Beyond its digital and archival dimensions, I a pixel, we the people is an incisive commentary on culture and cultural labour. The artist raises pressing questions about the role of contemporary art in society—how it is sustained, supported, and structured. The work underscores tensions between state-sanctioned aesthetics and independent artistic movements, positioning contemporary art as both a site of resistance and precarious labour. Through its integration of diverse elements, the work parallels the ideological structures of communism, interrogating the mechanics of cultural production, its sustainability, and its impact on collective memory.

For the launch of the exhibition, a non-stop screening of all 24 episodes echoes the perpetual flow of data in the digital age—information that continues to accumulate, process, and circulate regardless of human wakefulness or rest. The moving image, no longer bound by the temporal constraints of traditional cinema, operates as an unceasing archive, resisting linear consumption.
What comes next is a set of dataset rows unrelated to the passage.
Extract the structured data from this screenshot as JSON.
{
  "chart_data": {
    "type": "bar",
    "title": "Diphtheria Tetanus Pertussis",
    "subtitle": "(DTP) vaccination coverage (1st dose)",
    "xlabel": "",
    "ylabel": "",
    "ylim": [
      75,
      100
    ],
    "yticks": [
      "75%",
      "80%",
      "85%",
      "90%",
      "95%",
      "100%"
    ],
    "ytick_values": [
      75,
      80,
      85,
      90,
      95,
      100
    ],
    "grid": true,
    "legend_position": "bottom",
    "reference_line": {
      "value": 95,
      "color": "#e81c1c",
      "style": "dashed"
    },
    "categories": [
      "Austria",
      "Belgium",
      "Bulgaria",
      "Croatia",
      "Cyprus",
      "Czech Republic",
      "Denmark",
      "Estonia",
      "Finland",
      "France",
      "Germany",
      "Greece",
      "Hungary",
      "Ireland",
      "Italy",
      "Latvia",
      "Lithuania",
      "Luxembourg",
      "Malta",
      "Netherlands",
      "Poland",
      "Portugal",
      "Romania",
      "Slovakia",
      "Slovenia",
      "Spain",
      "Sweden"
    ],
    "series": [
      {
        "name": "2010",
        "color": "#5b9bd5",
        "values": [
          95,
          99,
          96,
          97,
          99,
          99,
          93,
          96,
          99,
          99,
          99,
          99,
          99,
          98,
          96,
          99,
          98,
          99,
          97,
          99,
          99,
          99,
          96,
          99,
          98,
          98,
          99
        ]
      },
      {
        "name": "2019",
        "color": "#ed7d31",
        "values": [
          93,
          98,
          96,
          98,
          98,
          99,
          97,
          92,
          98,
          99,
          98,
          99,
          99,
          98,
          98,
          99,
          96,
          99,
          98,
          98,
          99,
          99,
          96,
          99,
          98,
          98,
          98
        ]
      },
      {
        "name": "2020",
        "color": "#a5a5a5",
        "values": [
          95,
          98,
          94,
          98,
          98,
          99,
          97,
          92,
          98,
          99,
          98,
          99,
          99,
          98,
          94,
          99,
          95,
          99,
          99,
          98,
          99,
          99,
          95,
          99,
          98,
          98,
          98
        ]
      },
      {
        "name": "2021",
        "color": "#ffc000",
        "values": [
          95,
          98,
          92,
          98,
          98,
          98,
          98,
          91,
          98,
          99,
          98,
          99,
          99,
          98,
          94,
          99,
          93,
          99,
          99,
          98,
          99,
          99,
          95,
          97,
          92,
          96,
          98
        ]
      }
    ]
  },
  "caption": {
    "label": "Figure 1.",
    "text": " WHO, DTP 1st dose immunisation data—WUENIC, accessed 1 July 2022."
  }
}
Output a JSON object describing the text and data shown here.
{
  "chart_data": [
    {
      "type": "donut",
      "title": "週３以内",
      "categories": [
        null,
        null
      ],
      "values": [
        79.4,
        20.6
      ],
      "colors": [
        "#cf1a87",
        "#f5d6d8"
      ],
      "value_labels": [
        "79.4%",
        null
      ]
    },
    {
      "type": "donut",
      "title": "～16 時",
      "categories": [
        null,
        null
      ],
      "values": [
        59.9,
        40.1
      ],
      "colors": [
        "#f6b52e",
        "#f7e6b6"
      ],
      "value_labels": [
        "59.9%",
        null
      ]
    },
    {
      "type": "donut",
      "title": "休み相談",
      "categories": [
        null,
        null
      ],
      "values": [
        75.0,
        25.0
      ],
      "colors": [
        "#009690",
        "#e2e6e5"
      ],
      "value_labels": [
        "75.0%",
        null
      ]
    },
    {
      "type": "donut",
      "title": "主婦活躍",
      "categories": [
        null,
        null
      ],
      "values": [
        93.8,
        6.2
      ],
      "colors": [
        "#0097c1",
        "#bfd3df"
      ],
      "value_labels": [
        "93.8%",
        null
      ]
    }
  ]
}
In this format, the work defies the expectation of completion, emphasising an overwhelming, immersive experience that mirrors the excess of contemporary digital culture. The durational aspect reinforces the exhibition’s interrogation of time, memory, and the limits of perception, challenging viewers to engage with the work in fragments, acknowledging that full comprehension remains elusive.

I a pixel, we the people stands as both an artistic statement and a provocation, challenging viewers to reconsider the ever-shifting dynamics of power, technology, and collective agency in a digitised world.